Розанов хотя был человек достаточно умный и достаточно опытный для того, чтобы не поддаваться излишним увлечениям, но все-таки он был провинциал. Арапов стоял перед ним как новый тип и казался ему существом в высшей степени загадочным. То Арапов ругает на чем свет стоит все существующее, но ругает не так, как ругал иногда Зарницын, по-фатски, и не так, как ругал сам Розанов, с сознанием какой-то неотразимой необходимости оставаться весь век в пассивной роли, – Арапов ругался яростно, с пеною у рта, с сжатыми кулаками и с искрами неумолимой мести в глазах, наливавшихся кровью; то он ходит по целым дням, понурив голову, и только по временам у него вырываются бессвязные, но грозные слова, за которыми слышатся таинственные планы мировых переворотов; то он начнет расспрашивать Розанова о провинции, о духе народа, о настроении высшего общества, и расспрашивает придирчиво, до мельчайших подробностей, внимательно вслушиваясь в каждое слово и стараясь всему придать смысл и значение.

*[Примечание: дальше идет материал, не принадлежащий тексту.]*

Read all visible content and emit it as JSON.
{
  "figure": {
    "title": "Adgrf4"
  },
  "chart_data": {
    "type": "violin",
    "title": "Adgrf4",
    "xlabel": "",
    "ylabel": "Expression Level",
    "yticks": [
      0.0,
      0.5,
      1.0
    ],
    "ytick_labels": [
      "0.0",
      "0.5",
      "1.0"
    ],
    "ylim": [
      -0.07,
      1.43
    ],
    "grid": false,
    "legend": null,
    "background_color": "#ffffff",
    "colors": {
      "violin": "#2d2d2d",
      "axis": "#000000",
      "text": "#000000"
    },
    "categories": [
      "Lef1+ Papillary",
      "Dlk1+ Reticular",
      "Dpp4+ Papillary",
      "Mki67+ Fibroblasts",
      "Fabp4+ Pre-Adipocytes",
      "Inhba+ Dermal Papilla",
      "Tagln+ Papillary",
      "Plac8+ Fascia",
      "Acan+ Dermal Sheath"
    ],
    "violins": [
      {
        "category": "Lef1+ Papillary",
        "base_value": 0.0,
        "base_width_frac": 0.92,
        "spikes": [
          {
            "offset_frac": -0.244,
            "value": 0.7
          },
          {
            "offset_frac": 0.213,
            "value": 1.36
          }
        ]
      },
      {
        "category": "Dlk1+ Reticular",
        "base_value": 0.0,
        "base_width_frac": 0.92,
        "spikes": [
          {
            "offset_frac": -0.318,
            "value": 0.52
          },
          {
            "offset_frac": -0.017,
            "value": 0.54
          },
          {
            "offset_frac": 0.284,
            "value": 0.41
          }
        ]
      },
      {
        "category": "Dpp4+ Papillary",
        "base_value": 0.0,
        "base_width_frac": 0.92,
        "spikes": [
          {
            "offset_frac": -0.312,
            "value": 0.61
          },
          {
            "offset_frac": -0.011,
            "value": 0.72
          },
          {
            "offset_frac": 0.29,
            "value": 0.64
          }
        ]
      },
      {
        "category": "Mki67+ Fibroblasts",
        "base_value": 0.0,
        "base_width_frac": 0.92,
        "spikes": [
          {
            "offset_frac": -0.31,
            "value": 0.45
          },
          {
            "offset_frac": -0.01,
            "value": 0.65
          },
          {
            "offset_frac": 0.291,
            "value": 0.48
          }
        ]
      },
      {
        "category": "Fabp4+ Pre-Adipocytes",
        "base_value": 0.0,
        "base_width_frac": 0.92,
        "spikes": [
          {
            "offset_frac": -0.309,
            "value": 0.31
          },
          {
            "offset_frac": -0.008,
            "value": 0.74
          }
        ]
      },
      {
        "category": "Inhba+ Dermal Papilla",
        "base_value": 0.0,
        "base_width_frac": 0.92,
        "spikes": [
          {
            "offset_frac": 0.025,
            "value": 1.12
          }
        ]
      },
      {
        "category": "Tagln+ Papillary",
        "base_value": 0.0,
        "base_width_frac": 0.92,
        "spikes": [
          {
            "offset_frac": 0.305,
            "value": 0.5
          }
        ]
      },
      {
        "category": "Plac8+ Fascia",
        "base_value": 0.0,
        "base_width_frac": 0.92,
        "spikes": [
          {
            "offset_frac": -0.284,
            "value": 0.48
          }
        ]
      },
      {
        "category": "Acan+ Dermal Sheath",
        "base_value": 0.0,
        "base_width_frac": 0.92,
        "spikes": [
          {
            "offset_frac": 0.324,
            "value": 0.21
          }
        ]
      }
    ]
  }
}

А то отправятся доктор с Араповым гулять ночью и долго бродят бог знает где, по пустынным улицам, не боясь ни ночных воров, ни усталости. Арапов все идет тихо и вдруг, ни с того ни с сего, сделает доктору такой вопрос, что тот не знает, что и ответить, и еще более убеждается, что правленье корректур не составляет главной заботы Арапова.
В одну прелестную лунную ночь, так в конце августа или в начале сентября, они вышли из дома погулять и шаг за шагом, молча дошли до Театральной площади. Кто знает Москву, тот может себе представить, какой это был сломан путь.
Доктор не заметил, как он прошел это расстояние, на котором могла утомиться добрая почтовая лошадь. Он был далеко; ему рисовался покинутый им ребенок, рисовалось нерадостное будущее дитяти с полусумасшедшею от природы матерью. Не заметил он, как чрез Никольские ворота вступили они в Кремль, обошли Ивана Великого и остановились над кремлевским рвом, где тонула в тени маленькая церковь, а вокруг извивалась зубчатая стена с оригинальными азиатскими башнями, а там тихая Москва-река с перекинутым через нее Москворецким мостом, а еще дальше облитое лунным светом Замоскворечье и сияющий купол Симонова монастыря.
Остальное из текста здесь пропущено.